AWS Support is one of the largest and fastest growing business units within AWS. We are a highly technical, innovative organization revolutionizing the customer engagement processes and offers topnotch technical support for the portfolio of products and features of AWS. We are determined to redefine the word “support” and lead the industry with best in class technology.
AWS Support is building a world-class Machine Learning team to facilitate delivery of tools and metrics incorporating insights and predictions generated by mining large volumes of structured and unstructured data sources available within AWS Support using Machine Learning (ML) and Natural Language Processing (NLP). Our data sets include chat logs, call audio logs, email transcripts, feedback texts, agent data, case data, customer data, usage data, and knowledge docs. We are aiming to develop and implement predictive ML models to aid/improve Service Level, Agent Productivity, Customer Satisfaction, Dynamic Routing, Case Deflection, Knowledge Recommendation, Optimal Case Handling, Proactive Case Prediction/Resolution, Sentiment Analysis of Customer Correspondence, Customer Retention etc.

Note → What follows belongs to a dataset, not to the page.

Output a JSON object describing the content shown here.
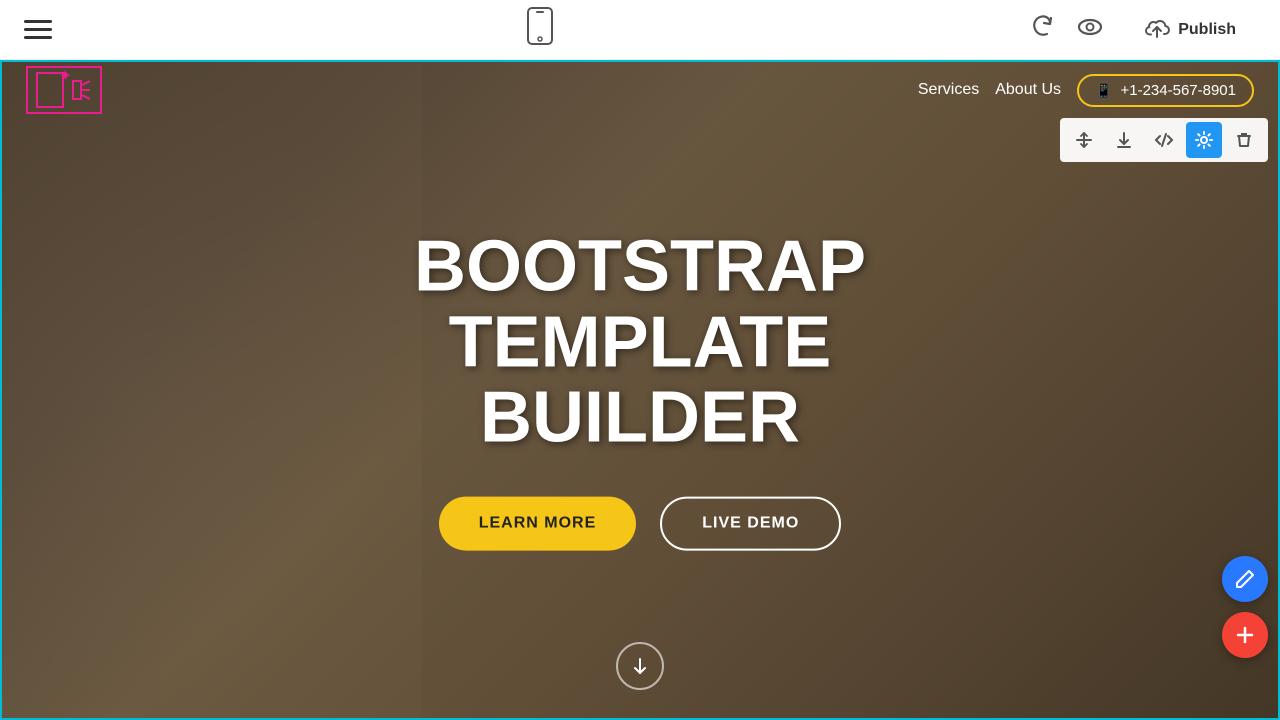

We’re looking for Machine Learning Scientists with unfettered curiosity and drive to solve major challenges at the intersection customer engagement and technical support. You will be a key driver in taking an idea to experimentation to prototyping and then to implementation. You will perform machine learning at petabyte scale to identify patterns and anomalies.
· Work closely with the business to understand the problem space, identify the opportunities and formulate the problems
· Use machine learning, data mining, statistical techniques and others to create actionable, meaningful, and scalable solutions for the business problems.
· Analyze and extract relevant information from large amounts of AWS Support data to help automate and optimize key processes
· Design, develop and evaluate highly innovative predictive ML models
· Interact with software engineering teams to build data platforms for large-scale data analysis and modeling
· Establish scalable, efficient, automated processes for large scale data analyses, model development, model validation and model implementation
· Research and implement novel machine learning and statistical approaches.